Muddahudda Wrote: ------------------------------------------------------- > Dwight Wrote: > -------------------------------------------------- > ----- > > Here’s an online version of Keyne’s General > Theory > > of Employment, Interest, and Money. > > > > > http://www.marxists.org/reference/subject/economic > > > s/keynes/general-theory/ > > > > It will put you to sleep let me tell you. > > > I read this in undergrad. It’s all about Chapter > 2, right? Pretty much. “At different points in this chapter we have made the classical theory to depend in succession on the assumptions: (1) that the real wage is equal to the marginal disutility of the existing employment; (2) that there is no such thing as involuntary unemployment in the strict sense; (3) that supply creates its own demand in the sense that the aggregate demand price is equal to the aggregate supply price for all levels of output and employment. These three assumptions, however, all amount to the same thing in the sense that they all stand and fall together, any one of them logically involving the other two.”

Let me save you the time. Murders&Executions Economics Book After making a lot of extremely unrealistic assumptions, everything works out nicely. The end.

there is a lot one can learn from economics if they stay away from mathematics. one of my(and most academic) biggest mistakes was/is spending so much time learning maths in econ when the fruits were really in plain language. i don’t regret studying econ but i wish i never got pass basic calculus. if you need an equation to explain the result, ignore it. economics is basic common sense that should be understantable within 5 minutes of explanation.

I don’t fully agree with that… sometimes you need an equation or a diagram to get you the insight. But I do agree that if you can’t explain the result in plain language or the causal mechanism behind the equation, one should be dubious.

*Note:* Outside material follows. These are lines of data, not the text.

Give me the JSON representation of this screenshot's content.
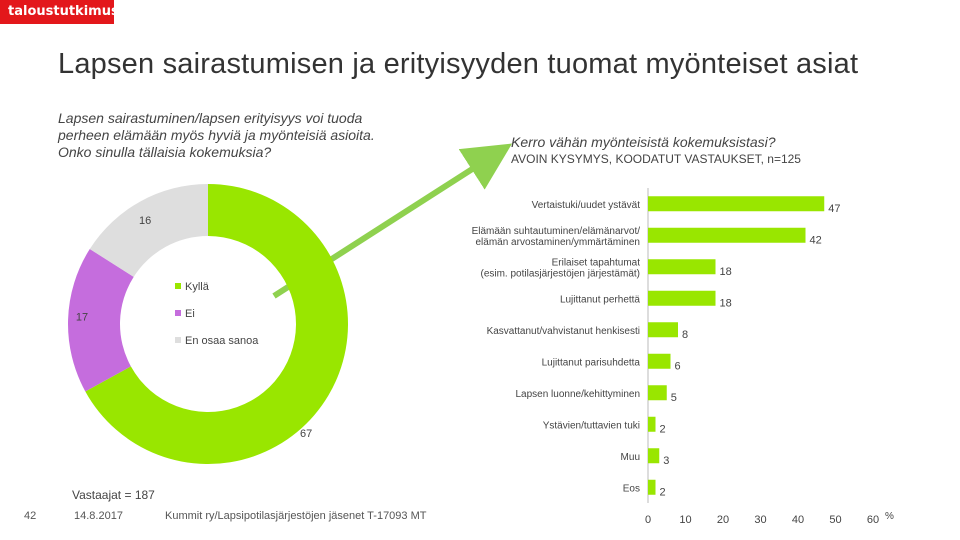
{
  "brand": "taloustutkimus",
  "title": "Lapsen sairastumisen ja erityisyyden tuomat myönteiset asiat",
  "question_left": "Lapsen sairastuminen/lapsen erityisyys voi tuoda perheen elämään myös hyviä ja myönteisiä asioita. Onko sinulla tällaisia kokemuksia?",
  "question_right": "Kerro vähän myönteisistä kokemuksistasi?",
  "question_right_sub": "AVOIN KYSYMYS, KOODATUT VASTAUKSET, n=125",
  "respondents": "Vastaajat = 187",
  "footer": {
    "page": "42",
    "date": "14.8.2017",
    "source": "Kummit ry/Lapsipotilasjärjestöjen jäsenet T-17093 MT"
  },
  "colors": {
    "brand": "#e3171b",
    "green": "#99e600",
    "purple": "#c56ddd",
    "grey": "#dedede",
    "arrow": "#8fd14f"
  },
  "chart_data": [
    {
      "type": "pie",
      "variant": "donut",
      "unit": "%",
      "labels": [
        "Kyllä",
        "Ei",
        "En osaa sanoa"
      ],
      "values": [
        67,
        17,
        16
      ],
      "colors": [
        "#99e600",
        "#c56ddd",
        "#dedede"
      ],
      "legend": "center"
    },
    {
      "type": "bar",
      "orientation": "horizontal",
      "unit": "%",
      "categories": [
        "Vertaistuki/uudet ystävät",
        "Elämään suhtautuminen/elämänarvot/ elämän arvostaminen/ymmärtäminen",
        "Erilaiset tapahtumat (esim. potilasjärjestöjen järjestämät)",
        "Lujittanut perhettä",
        "Kasvattanut/vahvistanut henkisesti",
        "Lujittanut parisuhdetta",
        "Lapsen luonne/kehittyminen",
        "Ystävien/tuttavien tuki",
        "Muu",
        "Eos"
      ],
      "values": [
        47,
        42,
        18,
        18,
        8,
        6,
        5,
        2,
        3,
        2
      ],
      "xlim": [
        0,
        60
      ],
      "xticks": [
        0,
        10,
        20,
        30,
        40,
        50,
        60
      ],
      "color": "#99e600"
    }
  ]
}
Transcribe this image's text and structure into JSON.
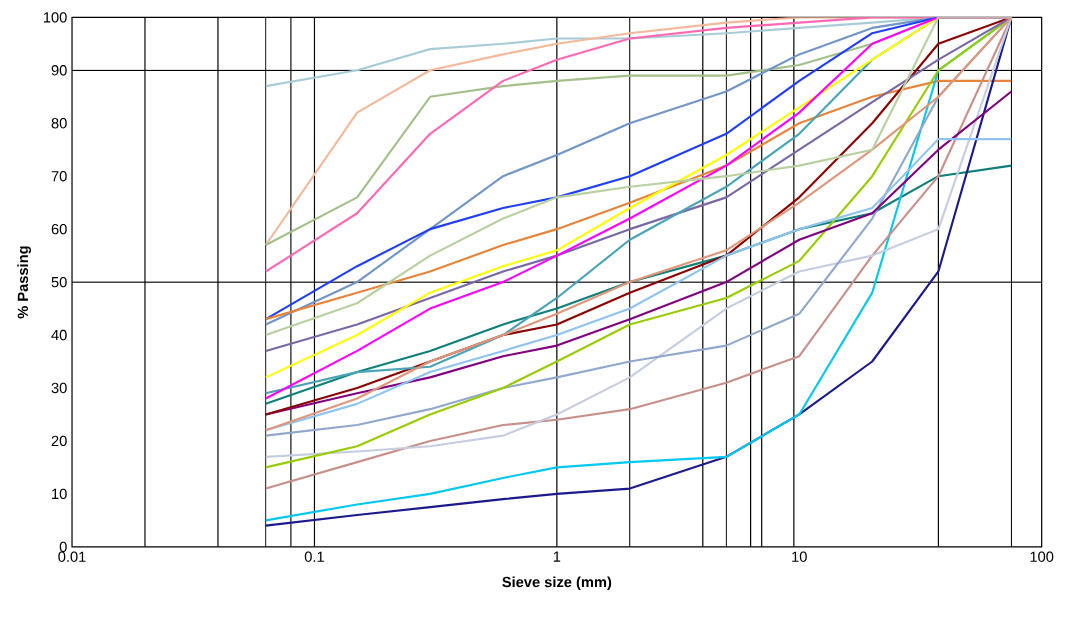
{
  "chart_data": {
    "type": "line",
    "xlabel": "Sieve size (mm)",
    "ylabel": "% Passing",
    "log": "x",
    "grid": false,
    "marker": "none",
    "line_style": "solid",
    "xlim": [
      0.01,
      100
    ],
    "ylim": [
      0,
      100
    ],
    "xticks": [
      0.01,
      0.1,
      1,
      10,
      100
    ],
    "yticks": [
      0,
      10,
      20,
      30,
      40,
      50,
      60,
      70,
      80,
      90,
      100
    ],
    "x": [
      0.063,
      0.15,
      0.3,
      0.6,
      1,
      2,
      5,
      10,
      20,
      37.5,
      75
    ],
    "ref_lines": [
      {
        "axis": "x",
        "value": 0.02,
        "color": "#000000"
      },
      {
        "axis": "x",
        "value": 0.04,
        "color": "#000000"
      },
      {
        "axis": "x",
        "value": 0.063,
        "color": "#000000"
      },
      {
        "axis": "x",
        "value": 0.08,
        "color": "#000000"
      },
      {
        "axis": "x",
        "value": 0.1,
        "color": "#000000"
      },
      {
        "axis": "x",
        "value": 1,
        "color": "#000000"
      },
      {
        "axis": "x",
        "value": 2,
        "color": "#000000"
      },
      {
        "axis": "x",
        "value": 4,
        "color": "#000000"
      },
      {
        "axis": "x",
        "value": 5,
        "color": "#000000"
      },
      {
        "axis": "x",
        "value": 6.3,
        "color": "#000000"
      },
      {
        "axis": "x",
        "value": 7,
        "color": "#000000"
      },
      {
        "axis": "x",
        "value": 9.5,
        "color": "#000000"
      },
      {
        "axis": "x",
        "value": 37.5,
        "color": "#000000"
      },
      {
        "axis": "x",
        "value": 75,
        "color": "#000000"
      },
      {
        "axis": "y",
        "value": 50,
        "color": "#000000"
      },
      {
        "axis": "y",
        "value": 90,
        "color": "#000000"
      }
    ],
    "series": [
      {
        "color": "#a8ccd7",
        "values": [
          87,
          90,
          94,
          95,
          96,
          96,
          97,
          98,
          99,
          100,
          100
        ]
      },
      {
        "color": "#f4b89a",
        "values": [
          57,
          82,
          90,
          93,
          95,
          97,
          99,
          100,
          100,
          100,
          100
        ]
      },
      {
        "color": "#a4c08a",
        "values": [
          57,
          66,
          85,
          87,
          88,
          89,
          89,
          91,
          95,
          100,
          100
        ]
      },
      {
        "color": "#ff69b4",
        "values": [
          52,
          63,
          78,
          88,
          92,
          96,
          98,
          99,
          100,
          100,
          100
        ]
      },
      {
        "color": "#7295c7",
        "values": [
          42,
          50,
          60,
          70,
          74,
          80,
          86,
          93,
          98,
          100,
          100
        ]
      },
      {
        "color": "#1f3fff",
        "values": [
          43,
          53,
          60,
          64,
          66,
          70,
          78,
          88,
          97,
          100,
          100
        ]
      },
      {
        "color": "#e8833a",
        "values": [
          43,
          48,
          52,
          57,
          60,
          65,
          72,
          80,
          85,
          88,
          88
        ]
      },
      {
        "color": "#0f7f7a",
        "values": [
          27,
          33,
          37,
          42,
          45,
          50,
          55,
          60,
          63,
          70,
          72
        ]
      },
      {
        "color": "#1a1a8c",
        "values": [
          4,
          6,
          7.5,
          9,
          10,
          11,
          17,
          25,
          35,
          52,
          100
        ]
      },
      {
        "color": "#00c8f0",
        "values": [
          5,
          8,
          10,
          13,
          15,
          16,
          17,
          25,
          48,
          90,
          100
        ]
      },
      {
        "color": "#c8908a",
        "values": [
          11,
          16,
          20,
          23,
          24,
          26,
          31,
          36,
          55,
          70,
          100
        ]
      },
      {
        "color": "#c5cde0",
        "values": [
          17,
          18,
          19,
          21,
          25,
          32,
          45,
          52,
          55,
          60,
          100
        ]
      },
      {
        "color": "#90a8cc",
        "values": [
          21,
          23,
          26,
          30,
          32,
          35,
          38,
          44,
          62,
          85,
          100
        ]
      },
      {
        "color": "#99cc00",
        "values": [
          15,
          19,
          25,
          30,
          35,
          42,
          47,
          54,
          70,
          90,
          100
        ]
      },
      {
        "color": "#800080",
        "values": [
          25,
          29,
          32,
          36,
          38,
          43,
          50,
          58,
          63,
          75,
          86
        ]
      },
      {
        "color": "#8b0000",
        "values": [
          25,
          30,
          35,
          40,
          42,
          48,
          55,
          66,
          80,
          95,
          100
        ]
      },
      {
        "color": "#7a68a6",
        "values": [
          37,
          42,
          47,
          52,
          55,
          60,
          66,
          75,
          84,
          92,
          100
        ]
      },
      {
        "color": "#4aa4b8",
        "values": [
          29,
          33,
          34,
          40,
          47,
          58,
          68,
          78,
          92,
          100,
          100
        ]
      },
      {
        "color": "#ffff00",
        "values": [
          32,
          40,
          48,
          53,
          56,
          64,
          74,
          83,
          92,
          100,
          100
        ]
      },
      {
        "color": "#ff00ff",
        "values": [
          28,
          37,
          45,
          50,
          55,
          62,
          72,
          82,
          95,
          100,
          100
        ]
      },
      {
        "color": "#8fc4f0",
        "values": [
          22,
          27,
          33,
          37,
          40,
          45,
          55,
          60,
          64,
          77,
          77
        ]
      },
      {
        "color": "#e0967a",
        "values": [
          22,
          28,
          35,
          40,
          44,
          50,
          56,
          65,
          75,
          85,
          100
        ]
      },
      {
        "color": "#b8d0a0",
        "values": [
          40,
          46,
          55,
          62,
          66,
          68,
          70,
          72,
          75,
          100,
          100
        ]
      }
    ]
  }
}
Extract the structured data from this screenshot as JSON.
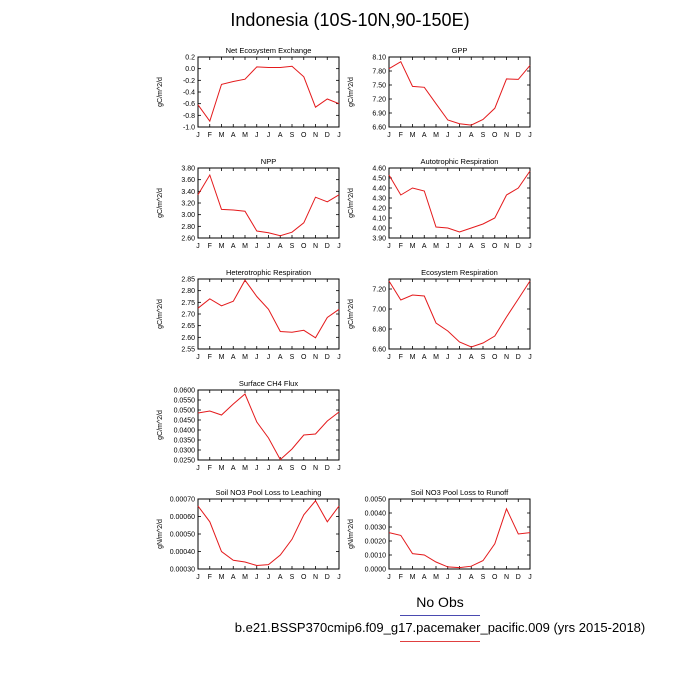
{
  "title": "Indonesia (10S-10N,90-150E)",
  "legend": {
    "label": "No Obs",
    "case": "b.e21.BSSP370cmip6.f09_g17.pacemaker_pacific.009 (yrs 2015-2018)"
  },
  "colors": {
    "series": "#e41a1c",
    "legend_line_1": "#4a4ab0",
    "legend_line_2": "#e04040"
  },
  "chart_data": [
    {
      "type": "line",
      "title": "Net Ecosystem Exchange",
      "ylabel": "gC/m^2/d",
      "x": [
        "J",
        "F",
        "M",
        "A",
        "M",
        "J",
        "J",
        "A",
        "S",
        "O",
        "N",
        "D",
        "J"
      ],
      "ylim": [
        -1.0,
        0.2
      ],
      "yticks": [
        "0.2",
        "0.0",
        "-0.2",
        "-0.4",
        "-0.6",
        "-0.8",
        "-1.0"
      ],
      "yticks_values": [
        0.2,
        0.0,
        -0.2,
        -0.4,
        -0.6,
        -0.8,
        -1.0
      ],
      "values": [
        -0.62,
        -0.9,
        -0.27,
        -0.22,
        -0.18,
        0.03,
        0.02,
        0.02,
        0.04,
        -0.14,
        -0.66,
        -0.52,
        -0.6
      ]
    },
    {
      "type": "line",
      "title": "GPP",
      "ylabel": "gC/m^2/d",
      "x": [
        "J",
        "F",
        "M",
        "A",
        "M",
        "J",
        "J",
        "A",
        "S",
        "O",
        "N",
        "D",
        "J"
      ],
      "ylim": [
        6.6,
        8.1
      ],
      "yticks": [
        "8.10",
        "7.80",
        "7.50",
        "7.20",
        "6.90",
        "6.60"
      ],
      "yticks_values": [
        8.1,
        7.8,
        7.5,
        7.2,
        6.9,
        6.6
      ],
      "values": [
        7.85,
        8.0,
        7.47,
        7.45,
        7.1,
        6.75,
        6.67,
        6.64,
        6.76,
        7.0,
        7.63,
        7.62,
        7.92
      ]
    },
    {
      "type": "line",
      "title": "NPP",
      "ylabel": "gC/m^2/d",
      "x": [
        "J",
        "F",
        "M",
        "A",
        "M",
        "J",
        "J",
        "A",
        "S",
        "O",
        "N",
        "D",
        "J"
      ],
      "ylim": [
        2.6,
        3.8
      ],
      "yticks": [
        "3.80",
        "3.60",
        "3.40",
        "3.20",
        "3.00",
        "2.80",
        "2.60"
      ],
      "yticks_values": [
        3.8,
        3.6,
        3.4,
        3.2,
        3.0,
        2.8,
        2.6
      ],
      "values": [
        3.34,
        3.68,
        3.09,
        3.08,
        3.06,
        2.72,
        2.69,
        2.64,
        2.7,
        2.86,
        3.3,
        3.22,
        3.34
      ]
    },
    {
      "type": "line",
      "title": "Autotrophic Respiration",
      "ylabel": "gC/m^2/d",
      "x": [
        "J",
        "F",
        "M",
        "A",
        "M",
        "J",
        "J",
        "A",
        "S",
        "O",
        "N",
        "D",
        "J"
      ],
      "ylim": [
        3.9,
        4.6
      ],
      "yticks": [
        "4.60",
        "4.50",
        "4.40",
        "4.30",
        "4.20",
        "4.10",
        "4.00",
        "3.90"
      ],
      "yticks_values": [
        4.6,
        4.5,
        4.4,
        4.3,
        4.2,
        4.1,
        4.0,
        3.9
      ],
      "values": [
        4.53,
        4.33,
        4.4,
        4.37,
        4.01,
        4.0,
        3.96,
        4.0,
        4.04,
        4.1,
        4.33,
        4.4,
        4.57
      ]
    },
    {
      "type": "line",
      "title": "Heterotrophic Respiration",
      "ylabel": "gC/m^2/d",
      "x": [
        "J",
        "F",
        "M",
        "A",
        "M",
        "J",
        "J",
        "A",
        "S",
        "O",
        "N",
        "D",
        "J"
      ],
      "ylim": [
        2.55,
        2.85
      ],
      "yticks": [
        "2.85",
        "2.80",
        "2.75",
        "2.70",
        "2.65",
        "2.60",
        "2.55"
      ],
      "yticks_values": [
        2.85,
        2.8,
        2.75,
        2.7,
        2.65,
        2.6,
        2.55
      ],
      "values": [
        2.725,
        2.765,
        2.735,
        2.755,
        2.845,
        2.775,
        2.72,
        2.625,
        2.622,
        2.63,
        2.598,
        2.685,
        2.72
      ]
    },
    {
      "type": "line",
      "title": "Ecosystem Respiration",
      "ylabel": "gC/m^2/d",
      "x": [
        "J",
        "F",
        "M",
        "A",
        "M",
        "J",
        "J",
        "A",
        "S",
        "O",
        "N",
        "D",
        "J"
      ],
      "ylim": [
        6.6,
        7.3
      ],
      "yticks": [
        "7.20",
        "7.00",
        "6.80",
        "6.60"
      ],
      "yticks_values": [
        7.2,
        7.0,
        6.8,
        6.6
      ],
      "values": [
        7.28,
        7.09,
        7.14,
        7.13,
        6.86,
        6.78,
        6.67,
        6.62,
        6.66,
        6.73,
        6.92,
        7.1,
        7.28
      ]
    },
    {
      "type": "line",
      "title": "Surface CH4 Flux",
      "ylabel": "gC/m^2/d",
      "x": [
        "J",
        "F",
        "M",
        "A",
        "M",
        "J",
        "J",
        "A",
        "S",
        "O",
        "N",
        "D",
        "J"
      ],
      "ylim": [
        0.025,
        0.06
      ],
      "yticks": [
        "0.0600",
        "0.0550",
        "0.0500",
        "0.0450",
        "0.0400",
        "0.0350",
        "0.0300",
        "0.0250"
      ],
      "yticks_values": [
        0.06,
        0.055,
        0.05,
        0.045,
        0.04,
        0.035,
        0.03,
        0.025
      ],
      "values": [
        0.0485,
        0.0495,
        0.0475,
        0.053,
        0.058,
        0.044,
        0.036,
        0.0252,
        0.0305,
        0.0375,
        0.038,
        0.0445,
        0.049
      ]
    },
    {
      "type": "line",
      "title": "Soil NO3 Pool Loss to Leaching",
      "ylabel": "gN/m^2/d",
      "x": [
        "J",
        "F",
        "M",
        "A",
        "M",
        "J",
        "J",
        "A",
        "S",
        "O",
        "N",
        "D",
        "J"
      ],
      "ylim": [
        0.0003,
        0.0007
      ],
      "yticks": [
        "0.00070",
        "0.00060",
        "0.00050",
        "0.00040",
        "0.00030"
      ],
      "yticks_values": [
        0.0007,
        0.0006,
        0.0005,
        0.0004,
        0.0003
      ],
      "values": [
        0.00066,
        0.00057,
        0.0004,
        0.00035,
        0.00034,
        0.00032,
        0.000325,
        0.00038,
        0.00047,
        0.00061,
        0.00069,
        0.00057,
        0.00066
      ]
    },
    {
      "type": "line",
      "title": "Soil NO3 Pool Loss to Runoff",
      "ylabel": "gN/m^2/d",
      "x": [
        "J",
        "F",
        "M",
        "A",
        "M",
        "J",
        "J",
        "A",
        "S",
        "O",
        "N",
        "D",
        "J"
      ],
      "ylim": [
        0.0,
        0.005
      ],
      "yticks": [
        "0.0050",
        "0.0040",
        "0.0030",
        "0.0020",
        "0.0010",
        "0.0000"
      ],
      "yticks_values": [
        0.005,
        0.004,
        0.003,
        0.002,
        0.001,
        0.0
      ],
      "values": [
        0.0026,
        0.0024,
        0.0011,
        0.001,
        0.0005,
        0.00015,
        0.0001,
        0.0002,
        0.0006,
        0.0018,
        0.0043,
        0.0025,
        0.0026
      ]
    }
  ]
}
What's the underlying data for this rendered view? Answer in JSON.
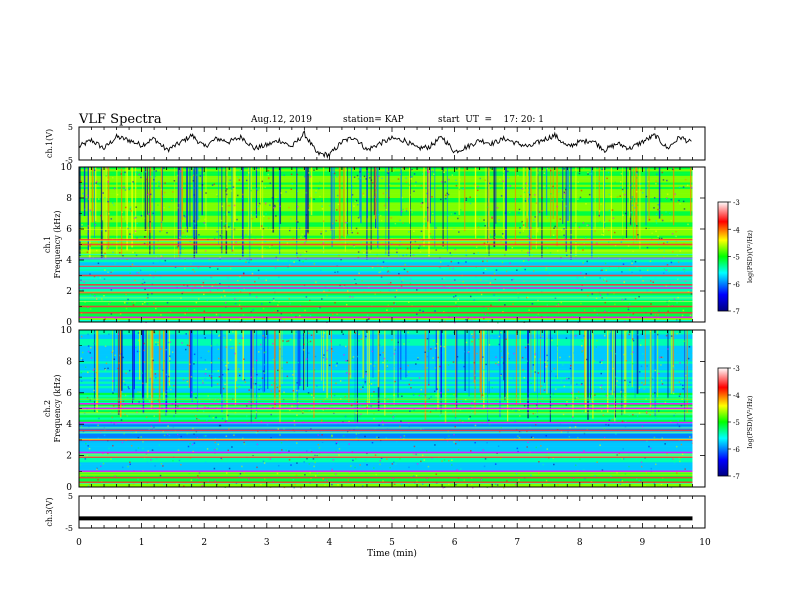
{
  "header": {
    "title": "VLF Spectra",
    "date": "Aug.12, 2019",
    "station": "station= KAP",
    "start_ut": "start  UT  =    17: 20: 1"
  },
  "chart_data": [
    {
      "type": "line",
      "panel": "ch1",
      "ylabel": "ch.1(V)",
      "ylim": [
        -5,
        5
      ],
      "y_ticks": [
        "5",
        "-5"
      ],
      "xlim": [
        0,
        10
      ],
      "x": [
        0,
        0.2,
        0.4,
        0.6,
        0.8,
        1.0,
        1.2,
        1.4,
        1.6,
        1.8,
        2.0,
        2.2,
        2.4,
        2.6,
        2.8,
        3.0,
        3.2,
        3.4,
        3.6,
        3.8,
        4.0,
        4.2,
        4.4,
        4.6,
        4.8,
        5.0,
        5.2,
        5.4,
        5.6,
        5.8,
        6.0,
        6.2,
        6.4,
        6.6,
        6.8,
        7.0,
        7.2,
        7.4,
        7.6,
        7.8,
        8.0,
        8.2,
        8.4,
        8.6,
        8.8,
        9.0,
        9.2,
        9.4,
        9.6,
        9.8
      ],
      "values": [
        -1,
        1,
        -1.5,
        2,
        1,
        -0.5,
        1.5,
        -2,
        0,
        2.5,
        -1,
        1.5,
        0.5,
        2,
        -1.5,
        -0.5,
        1,
        -1,
        3,
        -3,
        -3.5,
        0.5,
        2,
        -2,
        0,
        1.5,
        1,
        -1.5,
        -1,
        2,
        -2.5,
        -1,
        1,
        0,
        1.5,
        0,
        -1,
        1,
        2.5,
        -1,
        0.5,
        1,
        -2,
        0,
        -1.5,
        0.5,
        2.5,
        -1.5,
        2,
        0
      ]
    },
    {
      "type": "heatmap",
      "panel": "ch1-spectrogram",
      "ylabel": "ch.1\nFrequency (kHz)",
      "ylim": [
        0,
        10
      ],
      "y_ticks": [
        "0",
        "2",
        "4",
        "6",
        "8",
        "10"
      ],
      "xlim": [
        0,
        10
      ],
      "colorbar": {
        "label": "log(PSD)(V²/Hz)",
        "range": [
          -7,
          -3
        ],
        "ticks": [
          "-3",
          "-4",
          "-5",
          "-6",
          "-7"
        ]
      },
      "strong_bands_khz": [
        0.3,
        0.6,
        1.0,
        1.9,
        2.2,
        2.4,
        3.0,
        3.6,
        4.1,
        5.0,
        5.3
      ]
    },
    {
      "type": "heatmap",
      "panel": "ch2-spectrogram",
      "ylabel": "ch.2\nFrequency (kHz)",
      "ylim": [
        0,
        10
      ],
      "y_ticks": [
        "0",
        "2",
        "4",
        "6",
        "8",
        "10"
      ],
      "xlim": [
        0,
        10
      ],
      "colorbar": {
        "label": "log(PSD)(V²/Hz)",
        "range": [
          -7,
          -3
        ],
        "ticks": [
          "-3",
          "-4",
          "-5",
          "-6",
          "-7"
        ]
      },
      "strong_bands_khz": [
        0.3,
        0.6,
        1.0,
        1.9,
        2.2,
        3.0,
        3.6,
        4.1,
        5.0,
        5.3
      ]
    },
    {
      "type": "line",
      "panel": "ch3",
      "ylabel": "ch.3(V)",
      "ylim": [
        -5,
        5
      ],
      "y_ticks": [
        "5",
        "-5"
      ],
      "xlim": [
        0,
        9.8
      ],
      "x": [
        0,
        9.8
      ],
      "values": [
        -2,
        -2
      ]
    }
  ],
  "x_axis": {
    "label": "Time (min)",
    "ticks": [
      "0",
      "1",
      "2",
      "3",
      "4",
      "5",
      "6",
      "7",
      "8",
      "9",
      "10"
    ]
  }
}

bchadwick Wrote: ------------------------------------------------------- > I don’t fully agree with that… sometimes you > need an equation or a diagram to get you the > insight. But I do agree that if you can’t explain > the result in plain language or the causal > mechanism behind the equation, one should be > dubious. Please provide me an instance of this where one cannot get 90% of the theory without the mathematics. I don’t consider a diagram per se to be “mathematics” on a high level. Mathematics helps, but there needs to be a balance and i think econ has been overdone with it for the worst. i’m not talking about some obscure mathematical truth where given some lemma a result will occur, but an economic theory or idea relevant to the real world. Adam Smith, Hayek, Mises, Keynes did quite well without having to put forth an equation to explain their thoughts. Even modern ideas related to imperfect information, behavioural econ, to game theory can essentially be learned to very useful degrees without knowing anything but basic algebra. you might disagree with game theory as that is more a branch of mathematics, but econ game theory is pretty basic. the complicated stuff is useless.

the giving tree

Frank, I think we’re more or less on the same page. The problem in economics is that you need barfonious amounts of math to be published or get tenure, and you have people who know more and more about less and less, or departments that seem to think that “if you can do math, you can do any kind of economics, so let’s hire a X to cover labor economics, even though all their background is in trade theory. Since they do math, they can do anything.” The money multiplier is something where the mathematics really helps in terms of getting the insight. Sure, you can explain it qualitatively, but the magnitude of the effect is can be impressive and you need the math to see that.

I agree. I’m just kind of upset at myself spending all those hours going through math proofs and what not. perhaps because i’m not working as an economist, what i have learned turned out to be very useless.